ServicesConfigurationFiles
The managed configuration files for services.
Declaration
object ServicesConfigurationFilesProperties
| Name | Type | Description |
|---|---|---|
DataAssetReference Required | string | The identifier of an asset declaration that contains a reference to the files to use for system service configuration. Ensure that the corresponding asset:
The system expands the zip archive and stores the data in a well-known location for the service. |
ServiceType Required | string | The identifier of the system service with managed configuration files. Use a reverse DNS style for this identifier. |
Discussion
Specify com.apple.configuration.services.configuration-files as the declaration type.
The device stores the service configurations files from this configuration in a tamper-proof location. Built-in services use these files to override their default configurations.

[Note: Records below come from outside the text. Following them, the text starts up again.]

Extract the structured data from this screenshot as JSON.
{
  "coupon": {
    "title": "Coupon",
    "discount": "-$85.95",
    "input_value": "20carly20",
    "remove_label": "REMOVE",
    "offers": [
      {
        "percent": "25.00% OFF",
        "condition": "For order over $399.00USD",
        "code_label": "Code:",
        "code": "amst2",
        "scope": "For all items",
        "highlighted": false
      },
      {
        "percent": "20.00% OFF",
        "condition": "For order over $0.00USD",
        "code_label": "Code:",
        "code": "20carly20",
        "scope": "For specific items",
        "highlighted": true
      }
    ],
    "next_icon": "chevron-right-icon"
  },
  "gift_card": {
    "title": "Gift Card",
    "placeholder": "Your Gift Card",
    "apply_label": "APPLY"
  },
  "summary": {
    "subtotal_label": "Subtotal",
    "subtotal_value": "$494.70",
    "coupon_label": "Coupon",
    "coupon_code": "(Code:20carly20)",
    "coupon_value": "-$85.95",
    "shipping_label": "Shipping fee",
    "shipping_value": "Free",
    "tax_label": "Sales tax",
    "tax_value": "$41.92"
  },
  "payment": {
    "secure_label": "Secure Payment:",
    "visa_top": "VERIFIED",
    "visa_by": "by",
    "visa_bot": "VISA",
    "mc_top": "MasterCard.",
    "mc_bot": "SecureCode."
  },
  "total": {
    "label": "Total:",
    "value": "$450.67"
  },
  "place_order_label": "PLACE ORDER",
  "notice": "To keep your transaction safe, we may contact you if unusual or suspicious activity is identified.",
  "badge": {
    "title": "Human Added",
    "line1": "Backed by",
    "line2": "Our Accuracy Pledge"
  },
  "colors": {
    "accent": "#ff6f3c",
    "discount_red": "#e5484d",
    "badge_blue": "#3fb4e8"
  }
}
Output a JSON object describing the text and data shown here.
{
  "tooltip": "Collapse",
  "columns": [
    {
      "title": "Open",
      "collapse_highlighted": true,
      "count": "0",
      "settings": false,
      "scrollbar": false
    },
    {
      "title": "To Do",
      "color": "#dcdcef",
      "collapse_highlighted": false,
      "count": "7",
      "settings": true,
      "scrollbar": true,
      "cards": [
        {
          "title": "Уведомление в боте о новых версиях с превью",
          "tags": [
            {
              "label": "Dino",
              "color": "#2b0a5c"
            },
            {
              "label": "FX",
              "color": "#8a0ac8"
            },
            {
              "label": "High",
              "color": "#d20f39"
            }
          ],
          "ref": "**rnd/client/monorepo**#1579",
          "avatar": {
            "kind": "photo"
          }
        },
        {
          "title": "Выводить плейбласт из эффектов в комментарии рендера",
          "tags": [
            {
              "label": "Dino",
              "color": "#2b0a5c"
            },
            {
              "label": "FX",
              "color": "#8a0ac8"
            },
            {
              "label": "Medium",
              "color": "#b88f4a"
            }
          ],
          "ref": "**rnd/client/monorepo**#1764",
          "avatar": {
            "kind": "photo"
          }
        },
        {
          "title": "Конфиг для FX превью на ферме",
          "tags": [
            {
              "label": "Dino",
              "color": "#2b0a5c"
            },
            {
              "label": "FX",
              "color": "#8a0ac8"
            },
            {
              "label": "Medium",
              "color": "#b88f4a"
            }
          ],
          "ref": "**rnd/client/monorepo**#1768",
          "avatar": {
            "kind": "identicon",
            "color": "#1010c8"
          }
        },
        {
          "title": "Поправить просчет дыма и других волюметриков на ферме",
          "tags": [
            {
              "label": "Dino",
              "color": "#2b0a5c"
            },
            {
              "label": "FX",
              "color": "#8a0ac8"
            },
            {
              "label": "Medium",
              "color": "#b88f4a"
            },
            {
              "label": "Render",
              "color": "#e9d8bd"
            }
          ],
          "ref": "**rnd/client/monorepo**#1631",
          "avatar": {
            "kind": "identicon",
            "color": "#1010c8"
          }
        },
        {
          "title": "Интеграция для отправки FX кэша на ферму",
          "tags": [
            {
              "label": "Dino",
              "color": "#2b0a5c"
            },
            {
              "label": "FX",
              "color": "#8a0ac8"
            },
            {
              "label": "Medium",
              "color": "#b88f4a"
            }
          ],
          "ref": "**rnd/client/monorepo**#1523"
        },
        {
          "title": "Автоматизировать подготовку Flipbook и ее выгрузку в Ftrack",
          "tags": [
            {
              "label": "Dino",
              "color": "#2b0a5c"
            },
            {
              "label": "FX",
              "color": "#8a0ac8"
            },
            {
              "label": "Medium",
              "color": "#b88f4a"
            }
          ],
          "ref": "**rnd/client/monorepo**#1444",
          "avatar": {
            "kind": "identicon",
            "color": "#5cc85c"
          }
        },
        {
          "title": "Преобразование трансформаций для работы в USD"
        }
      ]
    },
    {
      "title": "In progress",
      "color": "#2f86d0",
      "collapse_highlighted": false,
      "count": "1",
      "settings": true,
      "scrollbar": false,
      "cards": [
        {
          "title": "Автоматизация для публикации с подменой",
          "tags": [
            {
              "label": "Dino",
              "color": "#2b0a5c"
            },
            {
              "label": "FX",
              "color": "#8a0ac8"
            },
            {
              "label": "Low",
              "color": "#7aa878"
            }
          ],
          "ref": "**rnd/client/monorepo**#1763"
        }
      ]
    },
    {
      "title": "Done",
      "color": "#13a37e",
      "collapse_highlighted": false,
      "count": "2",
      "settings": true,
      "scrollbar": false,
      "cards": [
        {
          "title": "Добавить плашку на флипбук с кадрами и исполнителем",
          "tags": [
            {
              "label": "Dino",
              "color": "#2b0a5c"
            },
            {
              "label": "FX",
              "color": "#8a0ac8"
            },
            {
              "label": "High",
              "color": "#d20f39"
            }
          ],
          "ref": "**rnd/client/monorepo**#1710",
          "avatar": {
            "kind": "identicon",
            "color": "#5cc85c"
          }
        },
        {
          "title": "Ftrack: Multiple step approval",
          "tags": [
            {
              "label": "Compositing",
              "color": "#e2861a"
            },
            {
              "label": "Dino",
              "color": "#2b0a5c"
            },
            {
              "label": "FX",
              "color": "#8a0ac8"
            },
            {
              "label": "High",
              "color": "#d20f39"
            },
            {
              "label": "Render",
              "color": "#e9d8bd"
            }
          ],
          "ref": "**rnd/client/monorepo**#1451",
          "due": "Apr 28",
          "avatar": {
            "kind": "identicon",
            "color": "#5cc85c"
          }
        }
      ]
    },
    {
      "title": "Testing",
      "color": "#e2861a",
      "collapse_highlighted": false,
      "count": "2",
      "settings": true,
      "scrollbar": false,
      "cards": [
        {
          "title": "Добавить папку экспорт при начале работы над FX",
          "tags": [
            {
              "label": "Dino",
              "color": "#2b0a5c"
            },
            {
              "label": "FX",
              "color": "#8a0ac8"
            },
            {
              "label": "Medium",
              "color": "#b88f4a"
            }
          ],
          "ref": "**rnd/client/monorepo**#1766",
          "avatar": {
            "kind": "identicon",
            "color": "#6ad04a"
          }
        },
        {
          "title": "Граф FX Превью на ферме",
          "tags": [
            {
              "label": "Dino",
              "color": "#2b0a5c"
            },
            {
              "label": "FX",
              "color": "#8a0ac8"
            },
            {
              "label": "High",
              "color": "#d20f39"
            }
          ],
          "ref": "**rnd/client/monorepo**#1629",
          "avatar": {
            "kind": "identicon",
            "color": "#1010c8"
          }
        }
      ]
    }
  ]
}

The DataAssetReference refers to a zip archive that contains configuration files for a specific service. When the device applies the configuration, it downloads the asset data and expands the archive into a service-specific location. If the device updates a configuration, it downloads the new asset data and expands the data to replace what it previously installed. If the device deactivates or removes the configuration, it removes the configuration files from the service-specific directory.
All files in the expanded archive are set to -r–r–r– unix file permissions. Any links in the archive will be restricted to referencing files within the service-specific location.
The following built-in system services use managed configuration files:
ServiceType | Manages |
|---|---|
com.apple.sshd | /etc/ssh |
com.apple.sudo | /etc/sudoers |
com.apple.pam | /etc/pam.d |
com.apple.cups | /etc/cups |
com.apple.apache.httpd | /etc/apache2 |
com.apple.bash | /etc/profile |
com.apple.zsh | /etc/zprofile |
/etc/zlogin | |
/etc/zlogout | |
/etc/zshenv | |
/etc/zshrc | |
com.apple.cryptoTokenKit | /etc/SmartcardLogin.plist |
com.apple.authorization | /Library/Security/ |
The files in the zip archive need to mirror the folder structure and configuration files that the service expects to be present starting at the root of the file system. The service uses only the files the declaration provides and ignores the ones in its default directories.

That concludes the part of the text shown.